EAS cuts strike at heart of economic development
Here we go again.
While giving lip service to economic growth, the Washing powers that be are pulling the rug out from under one of the key tools rural communities like McCook use to grow.
The administration proposes to cut Essential Air Service subsidies by more than half, and require local communities to come up with money to continue the air service that can bring new jobs to town.
The proposal would cut EAS from $110 million in 2006 to $50 million in 2007, and require local funding that could price local air service in seven Nebraska cities out of business.
In McCook's case, that would mean $150,000 a year -- no small sum for a city that just built a new water system and elementary school and is considering building a jail.
U.S. Sen Ben Nelson cited Chadron, which would pay $65,000 a year, as an example of how such changes could undermine economic progress.
According to Chadron Mayor Al Vacanti, the city is currently in serious negotiations with a call center operation that could ultimately employ more than 100 full-time employees and help replace jobs recently lost by the closing of another company.

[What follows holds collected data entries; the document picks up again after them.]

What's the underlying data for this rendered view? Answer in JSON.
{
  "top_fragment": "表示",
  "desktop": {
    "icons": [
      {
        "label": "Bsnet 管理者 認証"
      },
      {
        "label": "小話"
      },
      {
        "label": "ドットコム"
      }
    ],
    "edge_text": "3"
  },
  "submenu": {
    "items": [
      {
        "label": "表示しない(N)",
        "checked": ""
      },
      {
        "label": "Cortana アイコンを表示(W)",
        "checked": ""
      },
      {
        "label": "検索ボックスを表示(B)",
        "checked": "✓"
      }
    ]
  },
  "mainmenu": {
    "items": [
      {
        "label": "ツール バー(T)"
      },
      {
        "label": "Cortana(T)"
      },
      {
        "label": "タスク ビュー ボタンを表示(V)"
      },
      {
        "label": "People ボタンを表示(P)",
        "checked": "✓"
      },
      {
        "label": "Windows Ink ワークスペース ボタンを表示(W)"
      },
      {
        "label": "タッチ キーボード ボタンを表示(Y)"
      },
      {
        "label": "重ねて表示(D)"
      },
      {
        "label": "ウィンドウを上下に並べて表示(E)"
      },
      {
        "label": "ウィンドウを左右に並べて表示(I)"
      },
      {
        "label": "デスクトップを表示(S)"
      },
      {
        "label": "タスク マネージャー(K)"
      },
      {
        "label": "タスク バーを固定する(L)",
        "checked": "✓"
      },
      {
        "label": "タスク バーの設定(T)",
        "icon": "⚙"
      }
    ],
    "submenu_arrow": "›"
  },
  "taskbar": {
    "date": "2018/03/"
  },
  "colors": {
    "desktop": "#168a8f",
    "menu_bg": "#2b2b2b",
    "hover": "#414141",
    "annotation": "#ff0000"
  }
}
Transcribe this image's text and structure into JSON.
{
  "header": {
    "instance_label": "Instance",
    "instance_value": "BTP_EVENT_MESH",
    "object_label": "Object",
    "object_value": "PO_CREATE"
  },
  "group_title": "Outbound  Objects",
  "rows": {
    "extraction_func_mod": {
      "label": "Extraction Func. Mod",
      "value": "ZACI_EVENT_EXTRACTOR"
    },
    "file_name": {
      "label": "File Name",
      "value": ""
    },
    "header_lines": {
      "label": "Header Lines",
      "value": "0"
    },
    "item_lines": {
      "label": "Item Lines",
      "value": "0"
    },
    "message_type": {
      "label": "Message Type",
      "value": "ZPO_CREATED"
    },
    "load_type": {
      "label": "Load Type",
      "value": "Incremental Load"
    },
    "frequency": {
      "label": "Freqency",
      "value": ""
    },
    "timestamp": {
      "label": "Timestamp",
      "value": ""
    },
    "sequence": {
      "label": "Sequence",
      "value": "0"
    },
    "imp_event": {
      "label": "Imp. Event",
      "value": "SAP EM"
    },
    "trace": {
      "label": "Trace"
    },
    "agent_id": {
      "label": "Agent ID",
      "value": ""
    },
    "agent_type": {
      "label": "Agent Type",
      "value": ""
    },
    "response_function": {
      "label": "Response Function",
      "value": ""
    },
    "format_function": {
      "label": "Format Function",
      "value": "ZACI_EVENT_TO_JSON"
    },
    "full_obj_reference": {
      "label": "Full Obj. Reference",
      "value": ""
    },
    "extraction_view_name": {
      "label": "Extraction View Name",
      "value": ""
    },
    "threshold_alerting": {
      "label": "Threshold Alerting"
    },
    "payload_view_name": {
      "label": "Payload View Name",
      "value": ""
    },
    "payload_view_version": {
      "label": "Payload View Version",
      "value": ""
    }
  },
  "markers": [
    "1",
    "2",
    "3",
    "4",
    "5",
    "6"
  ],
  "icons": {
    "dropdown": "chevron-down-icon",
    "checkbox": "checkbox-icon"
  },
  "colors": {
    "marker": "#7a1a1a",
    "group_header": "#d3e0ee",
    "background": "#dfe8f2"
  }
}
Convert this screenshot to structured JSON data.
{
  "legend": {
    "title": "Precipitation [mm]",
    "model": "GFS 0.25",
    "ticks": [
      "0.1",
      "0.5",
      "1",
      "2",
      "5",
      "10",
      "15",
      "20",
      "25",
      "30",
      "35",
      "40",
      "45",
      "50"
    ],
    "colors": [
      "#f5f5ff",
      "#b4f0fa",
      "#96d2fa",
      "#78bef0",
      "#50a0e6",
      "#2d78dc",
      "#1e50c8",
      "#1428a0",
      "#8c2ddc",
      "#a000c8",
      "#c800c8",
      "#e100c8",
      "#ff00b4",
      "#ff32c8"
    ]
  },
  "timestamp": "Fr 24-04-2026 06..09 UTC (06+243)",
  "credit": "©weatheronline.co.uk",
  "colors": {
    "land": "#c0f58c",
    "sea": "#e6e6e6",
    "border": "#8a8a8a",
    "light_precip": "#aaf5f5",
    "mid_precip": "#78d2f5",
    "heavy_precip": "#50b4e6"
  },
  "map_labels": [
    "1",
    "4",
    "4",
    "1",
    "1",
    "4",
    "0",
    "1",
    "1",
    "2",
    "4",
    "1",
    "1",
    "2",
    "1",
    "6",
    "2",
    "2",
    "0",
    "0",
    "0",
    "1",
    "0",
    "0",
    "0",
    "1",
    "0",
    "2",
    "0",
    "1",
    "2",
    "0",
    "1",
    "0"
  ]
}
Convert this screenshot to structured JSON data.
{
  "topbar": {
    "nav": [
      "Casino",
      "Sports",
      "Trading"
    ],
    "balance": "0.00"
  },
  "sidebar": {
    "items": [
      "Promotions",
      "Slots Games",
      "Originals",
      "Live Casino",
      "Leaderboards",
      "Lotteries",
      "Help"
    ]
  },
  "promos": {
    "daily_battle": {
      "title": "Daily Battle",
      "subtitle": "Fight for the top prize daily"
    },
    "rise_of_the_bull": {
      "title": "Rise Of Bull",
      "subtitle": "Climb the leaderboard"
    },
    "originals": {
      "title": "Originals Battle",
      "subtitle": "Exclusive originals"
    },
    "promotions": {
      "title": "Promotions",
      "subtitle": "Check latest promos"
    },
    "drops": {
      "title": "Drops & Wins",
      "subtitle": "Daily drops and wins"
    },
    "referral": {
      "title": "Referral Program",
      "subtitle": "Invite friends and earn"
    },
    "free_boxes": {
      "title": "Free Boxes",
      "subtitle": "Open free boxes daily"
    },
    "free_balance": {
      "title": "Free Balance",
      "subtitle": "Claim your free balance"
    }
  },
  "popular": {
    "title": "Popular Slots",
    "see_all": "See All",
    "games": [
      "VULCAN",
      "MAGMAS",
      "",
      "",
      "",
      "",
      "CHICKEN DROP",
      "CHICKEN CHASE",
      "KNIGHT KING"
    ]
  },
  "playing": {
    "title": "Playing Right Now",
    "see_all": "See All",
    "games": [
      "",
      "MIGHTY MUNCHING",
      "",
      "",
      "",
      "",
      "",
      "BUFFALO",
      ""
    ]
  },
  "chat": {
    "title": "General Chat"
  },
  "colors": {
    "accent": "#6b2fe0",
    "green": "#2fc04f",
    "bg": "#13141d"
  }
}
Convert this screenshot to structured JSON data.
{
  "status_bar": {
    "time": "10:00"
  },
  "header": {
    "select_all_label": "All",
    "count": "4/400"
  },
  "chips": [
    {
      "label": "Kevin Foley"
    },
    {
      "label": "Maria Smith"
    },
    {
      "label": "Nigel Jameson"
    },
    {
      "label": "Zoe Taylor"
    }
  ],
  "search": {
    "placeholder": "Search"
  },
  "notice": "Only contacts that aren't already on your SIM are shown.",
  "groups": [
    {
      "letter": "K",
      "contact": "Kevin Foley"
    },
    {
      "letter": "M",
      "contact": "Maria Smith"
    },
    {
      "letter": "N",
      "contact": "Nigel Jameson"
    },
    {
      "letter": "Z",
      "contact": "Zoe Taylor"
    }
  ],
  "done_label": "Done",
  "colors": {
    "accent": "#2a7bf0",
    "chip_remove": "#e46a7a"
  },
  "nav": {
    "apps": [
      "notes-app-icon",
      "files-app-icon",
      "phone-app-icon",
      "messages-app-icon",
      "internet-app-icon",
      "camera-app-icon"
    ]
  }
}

Losing convenient, reliable air service could put those prospects in risk.
"I agree with Mr. Vacanti," Nelson said. "Having an airport located reasonable close is not only a convenience to rural Nebraskans, it is necessary for economic development. For cities to prosper and encourage businesses to locate there and provide jobs for its citizens, it is essential that they offer a full range of transportation services."
For major population centers, cuts like those proposed in the EAS plan are a drop in the bucket.
For McCook and the six other Nebraska towns, they interrupt the flow of our economic lifeblood.